Page:Lemerre - Anthologie des poètes français du XIXème siècle, t2, 1887.djvu/361

Le texte de cette page a été corrigé et est conforme au fac-similé.
339
SULLY PRUDHOMME.

recueillis par le poète en des vers suaves ou superbes et de forme achevée. Ils possèdent surtout un charme qui leur est particulier, celui d’exprimer ce que jusqu’ici on avait pu croire inexprimable. Quand on les lit, ces vers, on sent qu’on a affaire à une âme en peine, mais dont la tristesse est douce. Elle soupire sa plainte, mais ne jette jamais de cris.

« Parti timidement du Vase brisé, Sully Prudhomme s’éleva en passant par L’Idéal et L’Art, jusqu’aux sublimités de La Grande Ourse et du Zénith. Sa poésie se perd, il est vrai, quelquefois dans des subtilités et des indécisions. Elle trahit ainsi les scrupules et les tourments d’une conscience délicate à l’excès. C’est pourquoi il serait peut-être injuste de lui en faire un reproche… Ce ne sont pas de simples tableaux, paysages ou natures mortes, mais des analyses exquises de ce qui vit et s’agite au fond du cœur humain. Le poète n’a pas eu besoin de la couleur ; il avait le sentiment et la pensée. »

Sully Prudhomme n’est pas un simple dilettante s’isolant des douleurs et des joies de la grande famille humaine ; bien au contraire :


… Je suis le captif des mille êtres que j’aime :
Au moindre ébranlement qu’un souffle cause en eux,
Je sens un peu de moi s’arracher de moi-même.


Dans son premier recueil, des pièces charmantes rivalisent de grâce et de fraîcheur, Le Vase brisé, Les Chaînes, mais où le poète parle la belle langue du cœur, domine parfois une pensée grave, apparaît la note du philosophe curieux d’analyser ses impressions les plus vives.

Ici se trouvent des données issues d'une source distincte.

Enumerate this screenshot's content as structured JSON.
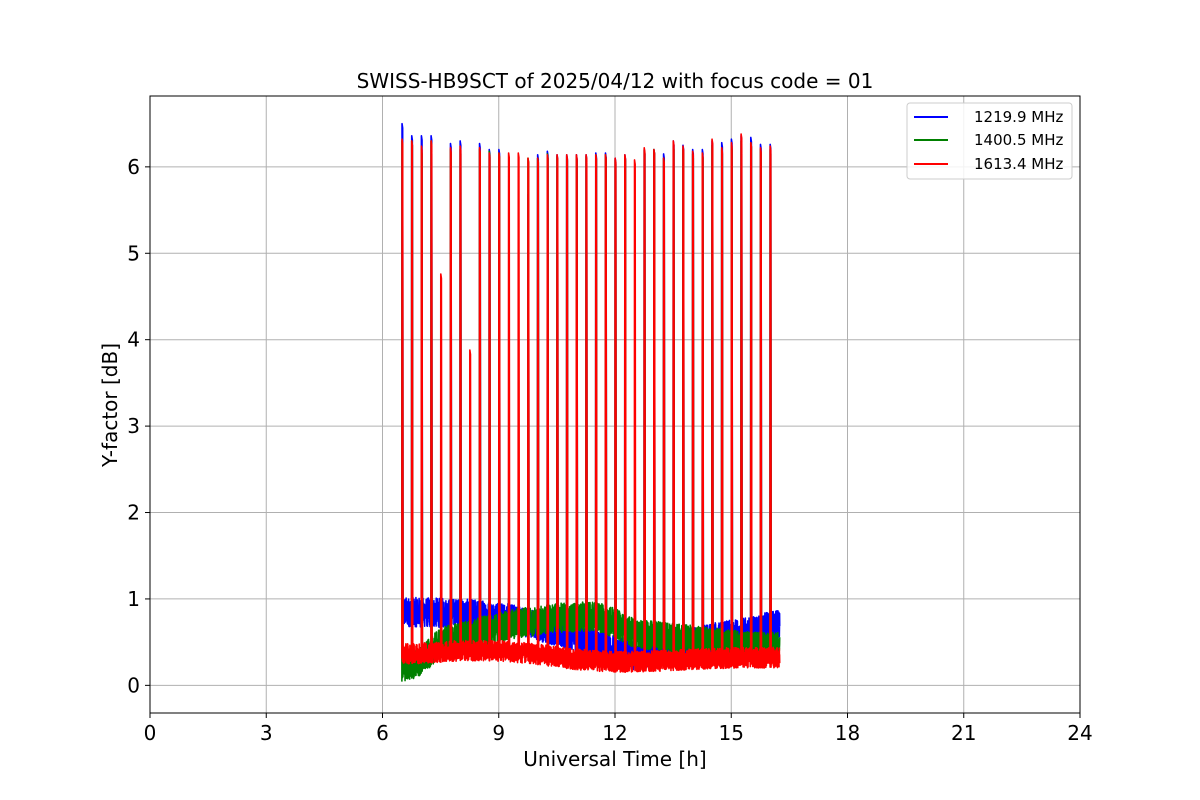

Dans les Mélanges, qui terminent le volume, nous trouvons des vers remarquables d’ampleur et de sonorité, Le Lever du Soleil, par exemple :


Parmi les globes noirs qu’il empourpre et conduit
Aux blêmes profondeurs que l’air léger fait bleues,
La terre lui soumet la courbe qu’elle suit,
Et cherche sa caresse à d’innombrables lieues.


Il faudrait tout citer dans le poème : L’Amérique, d’une incomparable grandeur.